Nach dem Anschlag von Atlanta auf Massagesalons mit acht Toten am Dienstag ist das Motiv des mutmaßlichen Attentäters immer noch unklar. Sicher ist aber: Der 21-jährige weiße Verdächtige hatte es auf Frauen abgesehen. Und: Sechs der Opfer haben einen asiatisch-amerikanischen Hintergrund. Der Anschlag wird in der Community als ein Hassverbrechen gegenüber asiatisch aussehenden Menschen gelesen.
Auch die Journalistin Nhi Le meint, dass das Verbrechen im Zusammenhang mit Rassismus und Sexismus analysiert werden muss. Der Täter selbst hat bei ersten Vernehmungen angegeben, an einer Sexsucht zu leiden - und keine rassistischen Beweggründe genannt. Er habe die Massagesalons als eine "Versuchung" gesehen, die er habe ausmerzen wollen.

Klischee der eiskalten Verführerin

"Da steckt schon sehr viel Hass drin", sagt Nhi Le. Dahinter steht der Gedanke, asiatische Frauen seien eine Versuchung. "Das ist ein Stereotyp, mit dem sich viele ost- und südostasiatische Frauen konfrontiert sehen, sie werden objektifiziert, hypersexualisiert und als sexuell verfügbar gesehen."
Das zeige sich auch in Filmen, im Theater oder der Oper. "Da gibt es das Klischee der verwegenen Drachenlady, wie zum Beispiel in ‚Ally McBeal‘ oder ‚Kill Bill‘; dass die Frauen als eiskalt und sehr verführerisch dargestellt werden."
Ein anderes Bild spiele ebenfalls eine große Rolle. "Das der verfügbaren, unterwürfigen oder sogar sexhungrigen Lotusblüte wie zum Beispiel in 'Madame Butterfly', 'Austin Powers' oder auch 'Full Metal Jacket'. Einige Szenen daraus haben für asiatische Frauen sehr viel Schaden angerichtet."
Massagesalons würden oft als Bordelle wahrgenommen. "Man sieht auch hier in Deutschland oftmals, dass zum Beispiel bei deutschen Thai-Massagesalons groß an der Tür steht: ‚Keine Erotik‘. Das heißt also, dass die Leute, die dort arbeiten, mit diesen Klischees konfrontiert sind."
Ein wichtiger Aspekt fehlt Nhi Le in der Wahrnehmung des Atlanta-Attentats. "Viele der Frauen sollen in den Massagesalons nicht nur gearbeitet, sondern auch gelebt haben. Es handelt sich da auch um extrem arme Frauen."
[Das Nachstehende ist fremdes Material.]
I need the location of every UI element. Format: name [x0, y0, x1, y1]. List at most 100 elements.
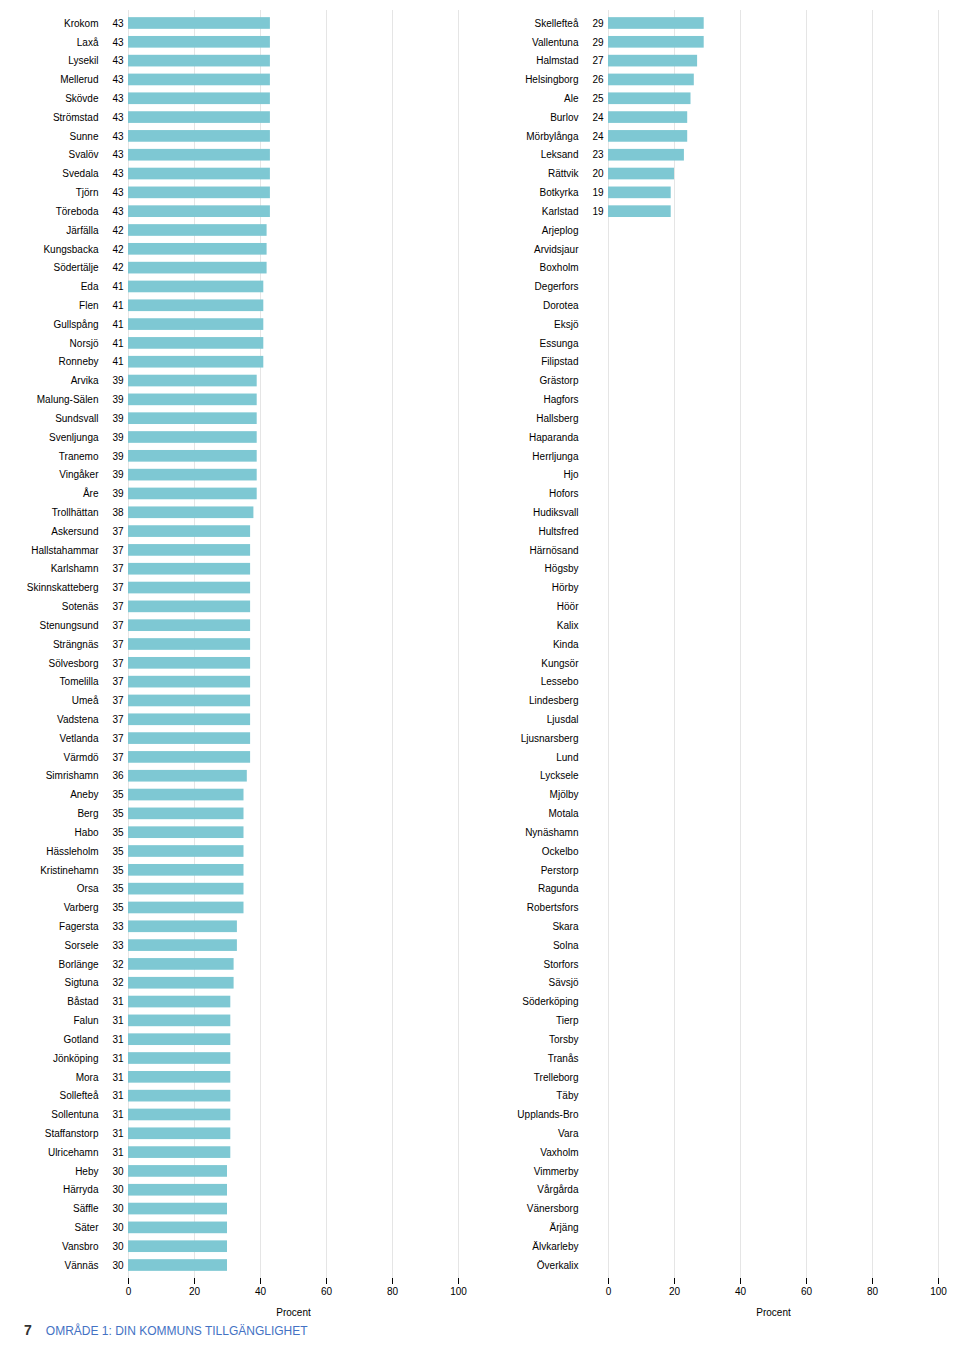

Stigmatisierung als "Virusschleuder"

Die Zahl der Anfeindungen gegenüber Menschen, die als asiatisch wahrgenommen werden, ist seit Beginn der Coronapandemie stark gestiegen, nicht nur in den USA, sondern auch hierzulande. Nhi Le, die in den USA gelebt hat, überrascht das nicht: "Ich würde auf keinen Fall sagen, dass das etwas spezifisch US-Amerikanisches ist, im Gegenteil." Denn dort wisse man zumindest um das Rassismusproblem. "Anders als hier in Deutschland, wo man immer erst noch beweisen soll, dass es das Problem gibt."
Die Coronapandemie habe ein kolonialhistorisches Narrativ offengelegt: "Da wurde die Gleichung aufgemacht: Asiaten sind so dreckig und unzivilisiert, dass sie es geschafft haben, so einen Virus zu kreieren. So wurden dann auch Asiatinnen und Asiaten als Virusschleuder stigmatisiert."
Es gebe jedoch ein weiteres Klischee, das dazu führe, dass die Verbindung zum Rassismus im Zusammenhang mit asiatischen Menschen oft nicht hergestellt werde. "Und zwar das der Vorzeigeminderheit: Ihr seid doch so gut integriert, schön, dass ihr so still seid, so fleißig arbeitet. Das wird natürlich auch benutzt, um uns gegen andere marginalisierte Gruppen auszuspielen."
In Deutschland gebe es inzwischen jedoch Zusammenschlüsse wie ichbinkeinvirus.org oder die Organisation Korientation, um diese Diskriminierungen sichtbar zu machen. "Ich glaube, die Stimmen sind da, jetzt müssen sie auch gehört werden." Die Verantwortung läge hier bei der Mehrheitsgesellschaft.